And I’m not. I’m worried.

Here’s why. Two reasons, one for each publisher.

Let’s start with Marvel, and the imminent gay wedding.

There’s a branding that tends to happen in pop culture, and it can be chalked up to any number of things, from marketing to short attention spans in audiences and beyond. It’s easy for single elements of characters to become their token characterization; it’s been present in Northstar ever since his coming out, and with only a handful of exceptions, almost every story in which he’s had a starring role has been about his sexuality, from his mentoring a gay student to his friendship with mutant disco queen (yeah, I just wrote that) Dazzler and, over the past several years, his relationship with Kyle. And yeah, it’s nice to see a superhero with a boyfriend go through ups and downs and dating conflicts, but I anxiously await the day where this is treated like less of a big deal and a marketing ploy; when we get to the point where Northstar is on Saturday morning cartoons as a valued member of the team, and kids love him for the reasons we all love cartoon superheroes, I’ll change my tune. But I don’t think that’ll happen here; Marvel’s got a tremendous cache of “gay cred” in play in promoting this marriage, and I can all but guarantee that Northstar will only be seen in mainstream pop culture for the next several years in the context of gay rights issues.

In the 1970s, a deluge of African-American characters had it built-in to their monikers (Black Panther, Black Lightning, Black Goliath…). Tokenism was rampant. And yeah, there were finally more black characters in comics, but this was the trade-off. And it’s an uncomfortable discussion that continues to this day. (there’s a conversation to be had about Marvel’s last major wedding, where it proudly touted Storm and Black Panther as its “two greatest African-American characters, ignoring that both are actual Africans. Jingoistic yikes.) This is exactly that situation–Marvel’s now got a gay superhero in the forefront, but gay is all he’ll ever be allowed to be.
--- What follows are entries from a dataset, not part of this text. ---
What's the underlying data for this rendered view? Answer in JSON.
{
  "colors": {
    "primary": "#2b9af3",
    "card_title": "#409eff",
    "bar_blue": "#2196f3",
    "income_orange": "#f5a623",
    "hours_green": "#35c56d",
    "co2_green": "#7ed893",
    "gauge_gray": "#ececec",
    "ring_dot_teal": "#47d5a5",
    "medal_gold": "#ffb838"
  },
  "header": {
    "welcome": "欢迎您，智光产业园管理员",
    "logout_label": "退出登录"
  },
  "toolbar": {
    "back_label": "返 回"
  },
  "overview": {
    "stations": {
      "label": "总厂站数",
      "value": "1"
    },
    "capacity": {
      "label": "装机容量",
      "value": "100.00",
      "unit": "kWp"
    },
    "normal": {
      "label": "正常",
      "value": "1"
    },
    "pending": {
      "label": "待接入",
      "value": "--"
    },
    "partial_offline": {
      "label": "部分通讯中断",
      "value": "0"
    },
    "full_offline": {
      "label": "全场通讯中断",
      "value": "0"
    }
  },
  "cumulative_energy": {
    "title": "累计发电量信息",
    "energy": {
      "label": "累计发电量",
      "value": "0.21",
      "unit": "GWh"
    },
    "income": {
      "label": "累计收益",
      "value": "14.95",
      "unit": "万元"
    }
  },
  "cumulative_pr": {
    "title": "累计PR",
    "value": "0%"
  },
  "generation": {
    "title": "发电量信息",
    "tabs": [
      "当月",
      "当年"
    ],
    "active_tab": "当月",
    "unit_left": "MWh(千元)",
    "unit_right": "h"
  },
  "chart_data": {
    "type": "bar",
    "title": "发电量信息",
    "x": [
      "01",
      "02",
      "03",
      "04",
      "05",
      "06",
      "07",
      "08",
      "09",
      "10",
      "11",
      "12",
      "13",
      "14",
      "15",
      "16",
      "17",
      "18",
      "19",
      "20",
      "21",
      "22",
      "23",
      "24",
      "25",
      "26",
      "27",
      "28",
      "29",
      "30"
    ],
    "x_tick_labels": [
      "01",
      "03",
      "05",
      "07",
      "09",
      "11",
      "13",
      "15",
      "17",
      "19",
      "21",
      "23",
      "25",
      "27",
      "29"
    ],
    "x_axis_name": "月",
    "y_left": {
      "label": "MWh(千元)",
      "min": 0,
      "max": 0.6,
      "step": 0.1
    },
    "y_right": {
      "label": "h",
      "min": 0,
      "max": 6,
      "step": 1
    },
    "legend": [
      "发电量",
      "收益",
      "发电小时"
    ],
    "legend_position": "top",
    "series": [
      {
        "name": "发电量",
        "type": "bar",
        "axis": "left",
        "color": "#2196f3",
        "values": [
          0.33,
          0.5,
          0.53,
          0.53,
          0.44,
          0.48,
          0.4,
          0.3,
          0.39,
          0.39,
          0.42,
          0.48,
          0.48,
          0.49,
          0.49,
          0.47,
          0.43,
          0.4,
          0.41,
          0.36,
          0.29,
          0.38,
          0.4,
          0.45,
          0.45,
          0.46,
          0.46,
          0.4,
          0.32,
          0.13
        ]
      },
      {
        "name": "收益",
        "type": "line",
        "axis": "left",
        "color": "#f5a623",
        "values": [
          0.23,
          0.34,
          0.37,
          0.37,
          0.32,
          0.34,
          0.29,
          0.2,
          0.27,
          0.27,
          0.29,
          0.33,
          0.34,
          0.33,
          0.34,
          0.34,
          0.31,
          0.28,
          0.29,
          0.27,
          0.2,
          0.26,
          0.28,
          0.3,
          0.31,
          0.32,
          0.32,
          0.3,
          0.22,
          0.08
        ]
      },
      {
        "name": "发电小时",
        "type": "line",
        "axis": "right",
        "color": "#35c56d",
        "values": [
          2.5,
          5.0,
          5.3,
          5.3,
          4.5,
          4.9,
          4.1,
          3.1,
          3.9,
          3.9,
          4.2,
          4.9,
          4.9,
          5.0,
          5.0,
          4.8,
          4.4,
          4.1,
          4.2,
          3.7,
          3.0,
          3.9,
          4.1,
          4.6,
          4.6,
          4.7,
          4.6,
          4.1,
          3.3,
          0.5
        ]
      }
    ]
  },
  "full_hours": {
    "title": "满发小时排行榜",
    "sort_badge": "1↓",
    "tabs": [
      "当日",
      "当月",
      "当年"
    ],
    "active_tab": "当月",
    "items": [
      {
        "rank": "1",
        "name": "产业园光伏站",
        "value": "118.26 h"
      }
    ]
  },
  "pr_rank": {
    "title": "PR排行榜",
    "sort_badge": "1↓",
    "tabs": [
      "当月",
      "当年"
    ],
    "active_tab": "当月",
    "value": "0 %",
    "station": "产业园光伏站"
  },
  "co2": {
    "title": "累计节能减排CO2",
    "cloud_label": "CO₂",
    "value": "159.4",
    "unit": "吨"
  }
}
Flipping over to DC, I have to admit I got excited when I read the press release about the new vision for the 70-year- old character, formerly a (straight) WWII vet and father of two. DC got a lot right a few years ago, where it introduced a new Batwoman as an out-and-proud “lipstick lesbian.” And this new incarnation of Green Lantern has been touted as having exactly the complexity I’m hoping for; the artist of Earth 2, Nicola Scott, stated: “He needed to be a big, strapping, handsome man that everyone would instinctively follow and love. No short order but right up my alley. Alan strikes me as an incredibly open, honest and warm man, a natural leader and absolutely the right choice to be Guardian of the Earth. His sexuality is incidental.”

And I was thrilled. I picked up the issue Wednesday, and read through it, and it’s mostly spot-on. Alan runs a business, he’s clearly a role model, and then he runs into his boyfriend Sean, and this happens:

Cool. More conversations, the men board a bullet train to a weekend getaway, Alan proposes to Sean, and…

Okay. Here’s why I’m pissed. If you’re going to talk about how functional and balanced and normal a gay character is, maybe you don’t want to BLOW UP HIS BOYFRIEND in his first appearance. There used to be an amazing site, Women in Refrigerators, which called out the misogynistic tendencies of comics to raise the stakes for male characters by doing horrific things to the women they love. Friends, this counts. This is juuuuust this shy of the movie cliche of the black guy dying first. And it bugs me. A lot.

So, what do I want? I want characters that can come out subtly, without the suspicion that there’s money to be made in which team they’re going to bat for. I want to know that there are thirteen and fourteen year old kids out there who were like me, young and gay and confused and searching for some kind of fictional touchstone to latch onto. I didn’t have that; I had Northstar, sure, but I wasn’t interested in storylines about AIDS or civil justice. I wanted–and still want–characters who are allowed to be heroic, or arrogant, or fun, or witty, or monstrous, who just happen to not be straight. These characters DO exist in minor roles in comics–but I’m demanding that Marvel and DC treat sexuality within their “major leagues” with respect and diversity, instead of this odd mix of marketing blitz.

Yep, I’m worried. And I’m not going to buy in just because there’s gay men in comics. I’m here, I’m queer. And I demand better from the medium I love.